Sounds wonderful, doesn't it? And compared to Wonder Bread and to some other faux "healthy" brands, Yoga Bread is undoubtedly a plus. But try comparing it to Wheat Grain Rye, another of the organic brands offered by The Baker. The two products are nearly identically packaged and labeled, except for the "yoga" brand name.
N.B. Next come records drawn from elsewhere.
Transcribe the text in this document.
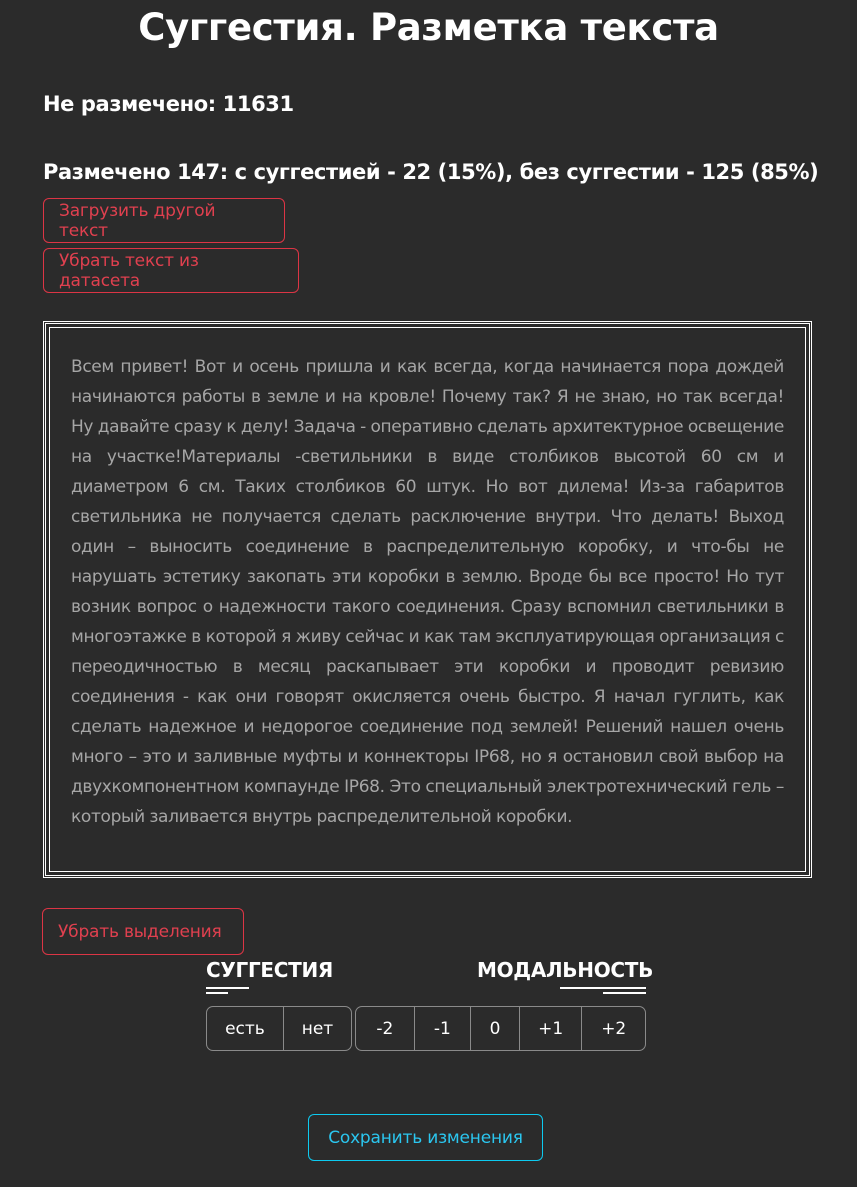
Суггестия. Разметка текста
Не размечено: 11631
Размечено 147: с суггестией - 22 (15%), без суггестии - 125 (85%)
Загрузить другой текст
Убрать текст из датасета
Всем привет! Вот и осень пришла и как всегда, когда начинается пора дождей начинаются работы в земле и на кровле! Почему так? Я не знаю, но так всегда! Ну давайте сразу к делу! Задача - оперативно сделать архитектурное освещение на участке!Материалы -светильники в виде столбиков высотой 60 см и диаметром 6 см. Таких столбиков 60 штук. Но вот дилема! Из-за габаритов светильника не получается сделать расключение внутри. Что делать! Выход один – выносить соединение в распределительную коробку, и что-бы не нарушать эстетику закопать эти коробки в землю. Вроде бы все просто! Но тут возник вопрос о надежности такого соединения. Сразу вспомнил светильники в многоэтажке в которой я живу сейчас и как там эксплуатирующая организация с переодичностью в месяц раскапывает эти коробки и проводит ревизию соединения - как они говорят окисляется очень быстро. Я начал гуглить, как сделать надежное и недорогое соединение под землей! Решений нашел очень много – это и заливные муфты и коннекторы IP68, но я остановил свой выбор на двухкомпонентном компаунде IP68. Это специальный электротехнический гель – который заливается внутрь распределительной коробки.
Убрать выделения
СУГГЕСТИЯ	МОДАЛЬНОСТЬ
есть	нет	-2	-1	0	+1	+2
Сохранить изменения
Here, in plain Sanskrit (as it were) is what you'll find:

Wheat Grain Rye
Slices 13
Sodium content 5%
Calories from fat 20
Total calories 100
Dietary fiber 17%
Protein 5 grams
Price $4.59

Yoga Bread
Slices 13
Sodium content 9%
Calories from fat 25
Total calories 120
Dietary fiber 14%
Protein 4 grams
Price $4.95

In other words, upon simple inspection, Yoga Bread has less protein, less dietary fiber, and is twice as salt-laden as Wheat Grain Rye, which carries no fancy conceptual marketing label. Slice for slice, Yoga Bread will actually make you fatter. And, to top it off, it even costs you more. (In marketing parlance, that's usually called a "premium" price, which means that you're paying extra for the privilege of being conned.)

Now let's be clear: Yoga Bread probably isn't "bad" for you. Good Guide, an online product rating company, gives it an 8.2. That's higher than the rating for most other breads on the market, though it's lower than the rating for Wheat Rye (a perfect 10.0) and for other breads sold by The Baker. Still, it's hard to know for sure. It turns out that none of The Baker's brands have received any of the five leading industry "certifications" for organic and healthy products.

Which means, barring a public challenge -- like the one Lulu faced in 2006 when its "live seaweed" shirts turned out to be 100 percent cotton and the company faced sanctions -- for now consumers will just have to take The Baker's word for it. And judging from expanding sales, apparently many have. Thanks to the product's growing popularity, it's now on the shelves at Whole Foods, and in some locations, it's even at Safeway.

Can't find it? It's right down the aisle from Yogadive's no-fat Yoga Chips -- supposedly made from raw fruit, and fully organic, of course. Don't laugh. It's probably only the beginning. At this rate, can yoga-inspired solar-powered toasters be very far behind?